Minister for Health and Solidarity
- In office 5 April 2011 – 17 May 2013
- President: Oscar Temaru
- Succeeded by: Béatrice Chansin (health) Gaston Flosse (solidarity)
- In office 20 September 2007 – 23 February 2008
- Preceded by: Jules Ienfa
- In office 1982–1986

Member of the French Polynesian Assembly for Windward Isles
- In office 23 May 1982 – 15 March 1986

Personal details
- Born: 1 January 1947 (age 79) Papeete, French Polynesia
- Party: Tahoera'a Huiraatira

= Charles Tetaria =

French Polynesian athlete, medical doctor, and politician

Charles Tetaria (born 1 January 1947) is a French Polynesian athlete, medical doctor, politician, and former Cabinet Minister. He has represented France at the South Pacific Games. He is an advocate for the Tahitian language and a member of the Tahitian Academy.

Tetaria was born in Papeete, but moved to France at the age of 15 to pursue his athletic career. He competed in the 1963 South Pacific Games in Suva, winning gold in the 110m hurdles and bronze in the long jump. At the 1966 South Pacific Games in Nouméa, New Caledonia, winning gold in the long jump, silver in the 110m hurdles, and bronze in the 4 × 100 m relay. At the 1969 South Pacific Games in Port Moresby, he won silver in the 110m hurdles and bronze in the decathlon. At the 1971 South Pacific Games in Pirae he won gold in the decathlon and 4 × 100 m relay, and bronze in the 110m hurdles.

After training as a medical doctor, he returned to French Polynesia in 1976. He worked in a blood transfusion centre and medical laboratories, and as a volunteer for the Olympic Committee of French Polynesia.

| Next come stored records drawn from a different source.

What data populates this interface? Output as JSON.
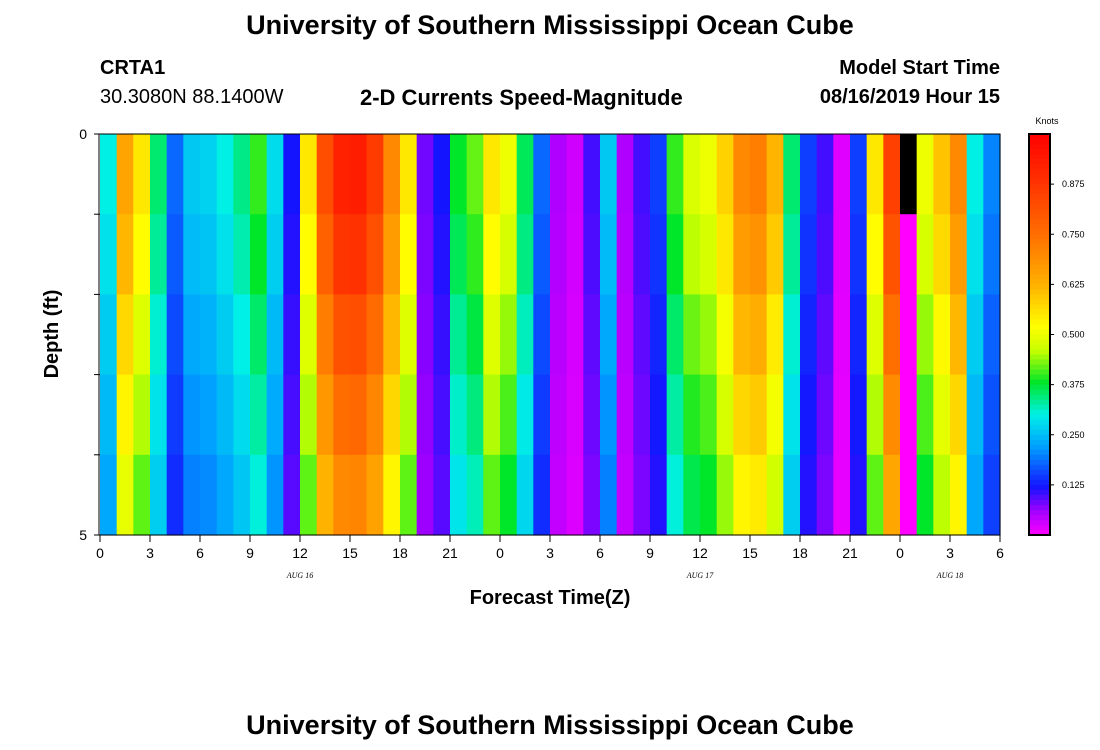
{
  "page": {
    "title_top": "University of Southern Mississippi Ocean Cube",
    "title_bottom": "University of Southern Mississippi Ocean Cube",
    "station_id": "CRTA1",
    "station_coords": "30.3080N 88.1400W",
    "plot_title": "2-D Currents Speed-Magnitude",
    "model_label": "Model Start Time",
    "model_time": "08/16/2019 Hour 15"
  },
  "chart_data": {
    "type": "heatmap",
    "title": "2-D Currents Speed-Magnitude",
    "xlabel": "Forecast Time(Z)",
    "ylabel": "Depth (ft)",
    "colorbar_label": "Knots",
    "colorbar_ticks": [
      "0.125",
      "0.250",
      "0.375",
      "0.500",
      "0.625",
      "0.750",
      "0.875"
    ],
    "colorbar_range": [
      0.0,
      1.0
    ],
    "xlim": [
      0,
      54
    ],
    "ylim": [
      0,
      5
    ],
    "y_ticks": [
      {
        "value": 0,
        "label": "0"
      },
      {
        "value": 5,
        "label": "5"
      }
    ],
    "x_tick_labels": [
      "0",
      "3",
      "6",
      "9",
      "12",
      "15",
      "18",
      "21",
      "0",
      "3",
      "6",
      "9",
      "12",
      "15",
      "18",
      "21",
      "0",
      "3",
      "6"
    ],
    "x_tick_hours": [
      0,
      3,
      6,
      9,
      12,
      15,
      18,
      21,
      24,
      27,
      30,
      33,
      36,
      39,
      42,
      45,
      48,
      51,
      54
    ],
    "date_labels": [
      {
        "hour": 12,
        "label": "AUG 16"
      },
      {
        "hour": 36,
        "label": "AUG 17"
      },
      {
        "hour": 51,
        "label": "AUG 18"
      }
    ],
    "depth_layers": 5,
    "time_step_hours": 1,
    "surface_speed_by_hour": [
      0.3,
      0.65,
      0.55,
      0.35,
      0.18,
      0.26,
      0.27,
      0.3,
      0.34,
      0.4,
      0.28,
      0.12,
      0.55,
      0.82,
      0.92,
      0.93,
      0.86,
      0.7,
      0.55,
      0.08,
      0.12,
      0.38,
      0.42,
      0.55,
      0.5,
      0.36,
      0.18,
      0.05,
      0.03,
      0.1,
      0.26,
      0.05,
      0.1,
      0.15,
      0.4,
      0.48,
      0.5,
      0.58,
      0.7,
      0.72,
      0.62,
      0.35,
      0.15,
      0.1,
      0.02,
      0.15,
      0.55,
      0.85,
      0.0,
      0.5,
      0.6,
      0.7,
      0.3,
      0.2
    ],
    "depth_factor": [
      1.0,
      0.95,
      0.88,
      0.82,
      0.76
    ],
    "masked_cells": [
      {
        "hour": 48,
        "layer": 0
      }
    ]
  }
}
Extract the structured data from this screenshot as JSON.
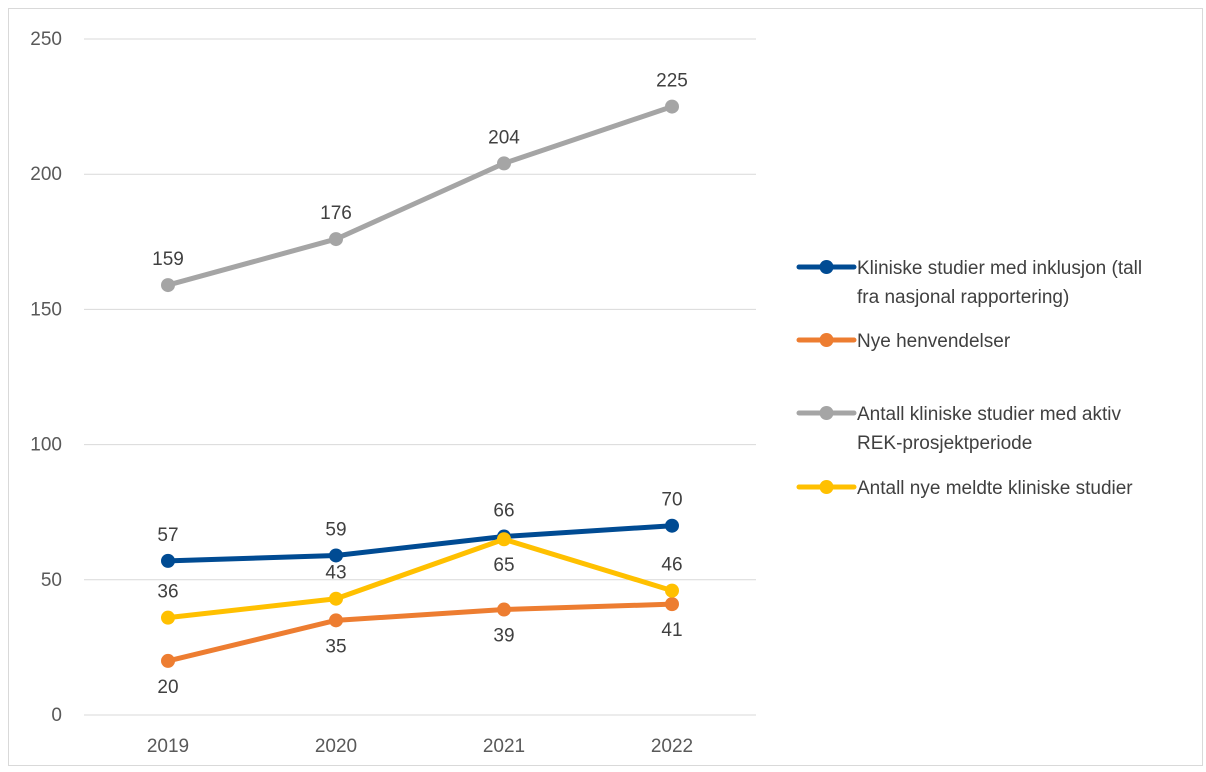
{
  "chart_data": {
    "type": "line",
    "title": "",
    "xlabel": "",
    "ylabel": "",
    "categories": [
      "2019",
      "2020",
      "2021",
      "2022"
    ],
    "ylim": [
      0,
      250
    ],
    "yticks": [
      0,
      50,
      100,
      150,
      200,
      250
    ],
    "grid": true,
    "legend_position": "right",
    "series": [
      {
        "name": "Kliniske studier med inklusjon (tall fra nasjonal rapportering)",
        "legend_lines": [
          "Kliniske studier med inklusjon (tall",
          "fra nasjonal rapportering)"
        ],
        "color": "#004b93",
        "values": [
          57,
          59,
          66,
          70
        ],
        "label_placement": [
          "above",
          "above",
          "above",
          "above"
        ]
      },
      {
        "name": "Nye henvendelser",
        "legend_lines": [
          "Nye henvendelser"
        ],
        "color": "#ed7d31",
        "values": [
          20,
          35,
          39,
          41
        ],
        "label_placement": [
          "below",
          "below",
          "below",
          "below"
        ]
      },
      {
        "name": "Antall kliniske studier med aktiv REK-prosjektperiode",
        "legend_lines": [
          "Antall kliniske studier med aktiv",
          "REK-prosjektperiode"
        ],
        "color": "#a5a5a5",
        "values": [
          159,
          176,
          204,
          225
        ],
        "label_placement": [
          "above",
          "above",
          "above",
          "above"
        ]
      },
      {
        "name": "Antall nye meldte kliniske studier",
        "legend_lines": [
          "Antall nye meldte kliniske studier"
        ],
        "color": "#ffc000",
        "values": [
          36,
          43,
          65,
          46
        ],
        "label_placement": [
          "above",
          "above",
          "below",
          "above"
        ]
      }
    ]
  }
}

He was elected to the Assembly of French Polynesia as a Tahoera'a Huiraatira candidate at the 1982 French Polynesian legislative election and appointed Minister of Health and Social Affairs.

In November 2006 he was appointed Minister of Health again in the government of Oscar Temaru, following the resignation of Pia Hiro. He held the position until the Temaru government was toppled in December. He was reappointed with Temaru's other cabinet ministers in September 2007, holding office until February 2008. When Temaru returned as president following a confidence vote in April 2011 he was appointed Minister of Health and Solidarity. He lost the position following the 2013 election.

In June 2017, he was appointed to the Tahitian Academy, replacing Patua Coulin.

In June 2019, he was appointed a Knight of the Order of Tahiti Nui.